Dopo ventiquattro anni e, pare, innumerevoli quanto reiterate suppliche, finalmente si apre un tavolo con il Ministero della Salute al fine di un doveroso aggiornamento della Tariffa nazionale dei medicinali.
Comprensibile la soddisfazione di tutte le associazioni di categoria per un tanto agognato traguardo, tuttavia, a questo punto, si tratta di capire che cosa chiedere.
Cominciamo da un'osservazione ovvia e banale: la farmacia del 2017 non ha nessuna parentela con quella del 1993, tutt'altri costi di gestione, tutt'altra rendita, impegno e onere di lavoro completamente diversi.
Prima inevitabile conclusione: aggiornare semplicemente la Tariffa appare improponibile e inaccettabile. D'altra parte, la tentazione ci sarebbe: se abbiamo dovuto aspettare ventiquattro anni per vederci riconosciuto il diritto ad un adeguamento dei prezzi che in qualunque altro ambito sarebbe stato statuito direttamente nel decreto di partenza, il primo impulso è quello di prendere subito quello che ci potrebbe venire offerto senza particolare sforzo, portare a casa il risultato ottenuto e gridare alla vittoria della categoria.
Il fatto è che non sarebbe una vittoria, ma l'ennesima umiliazione di una professione che non merita certamente di subire ulteriori svilimenti.

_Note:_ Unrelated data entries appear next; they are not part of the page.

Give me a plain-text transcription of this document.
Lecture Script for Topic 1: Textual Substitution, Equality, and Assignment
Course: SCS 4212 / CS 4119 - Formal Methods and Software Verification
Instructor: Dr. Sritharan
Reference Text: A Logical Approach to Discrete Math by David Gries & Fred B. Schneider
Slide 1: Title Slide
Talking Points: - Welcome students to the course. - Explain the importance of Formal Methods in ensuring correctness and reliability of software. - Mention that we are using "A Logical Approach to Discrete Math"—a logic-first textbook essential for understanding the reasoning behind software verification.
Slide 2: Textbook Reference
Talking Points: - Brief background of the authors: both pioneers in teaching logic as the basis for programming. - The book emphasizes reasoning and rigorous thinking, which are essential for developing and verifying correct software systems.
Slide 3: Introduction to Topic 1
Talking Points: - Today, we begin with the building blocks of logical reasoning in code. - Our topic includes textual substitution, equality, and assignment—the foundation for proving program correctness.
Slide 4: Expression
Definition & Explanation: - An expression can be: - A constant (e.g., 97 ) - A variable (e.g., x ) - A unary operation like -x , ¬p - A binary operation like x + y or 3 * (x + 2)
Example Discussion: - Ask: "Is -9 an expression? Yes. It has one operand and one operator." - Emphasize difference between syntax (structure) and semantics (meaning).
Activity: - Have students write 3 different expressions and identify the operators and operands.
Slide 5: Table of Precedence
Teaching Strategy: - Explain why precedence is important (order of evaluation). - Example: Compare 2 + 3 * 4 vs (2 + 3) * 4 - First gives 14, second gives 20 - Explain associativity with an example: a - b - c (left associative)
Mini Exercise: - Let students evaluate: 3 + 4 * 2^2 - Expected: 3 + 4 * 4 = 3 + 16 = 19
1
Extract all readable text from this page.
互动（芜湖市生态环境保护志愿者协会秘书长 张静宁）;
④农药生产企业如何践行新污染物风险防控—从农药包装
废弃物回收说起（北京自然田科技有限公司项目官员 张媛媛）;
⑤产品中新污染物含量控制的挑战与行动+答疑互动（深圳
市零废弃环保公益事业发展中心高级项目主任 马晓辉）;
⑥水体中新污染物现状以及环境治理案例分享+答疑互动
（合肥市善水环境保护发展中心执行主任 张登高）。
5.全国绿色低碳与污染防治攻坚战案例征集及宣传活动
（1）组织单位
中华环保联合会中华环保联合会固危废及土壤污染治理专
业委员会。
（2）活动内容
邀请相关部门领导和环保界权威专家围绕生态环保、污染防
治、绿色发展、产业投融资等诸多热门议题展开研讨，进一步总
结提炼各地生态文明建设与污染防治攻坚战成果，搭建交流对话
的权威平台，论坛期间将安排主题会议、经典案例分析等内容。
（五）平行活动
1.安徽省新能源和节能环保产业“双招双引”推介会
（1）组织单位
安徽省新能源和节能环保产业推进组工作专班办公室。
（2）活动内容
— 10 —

Il farmacista è un professionista come stabilisce il decreto legislativo n. 206 del 2007 (che recepisce la direttiva UE) e come tale va considerato, per cui bisogna necessariamente affiancare al concetto di tariffa quello di onorario. Purtroppo, invece, la Tariffa del 1993 quantifica il lavoro del farmacista in base al Contratto Collettivo Nazionale dei dipendenti, togliendogli quindi un'identità professionale per riconoscergli solo un ruolo subordinato e privilegiando erroneamente il prodotto da vendere rispetto all'apporto professionale del farmacista. Se noi accettassimo la stessa impostazione, di conseguenza dovremmo quantificare nello stesso modo anche l'intervento del farmacista nei vari servizi erogabili da una farmacia, con l'inevitabile risultato non solo di deprezzare i servizi stessi, ma, soprattutto, di dequalificarli e svalorizzarli.
Quali dovrebbero essere le variabili che incidono sull'onorario? Sostanzialmente le stesse che influenzano gli onorari di tutte le altre professioni, dal chimico, all'avvocato, al medico, all'ingegnere: la complessità del lavoro, la necessità di precisione ed accuratezza, il rischio, il valore della materia prima, l'innovazione, la qualità. Ragionare per forma farmaceutica, come accade attualmente, non solo non ha più alcun significato, ma sposta l'attenzione da ciò che ha veramente valore a ciò che è mero accessorio.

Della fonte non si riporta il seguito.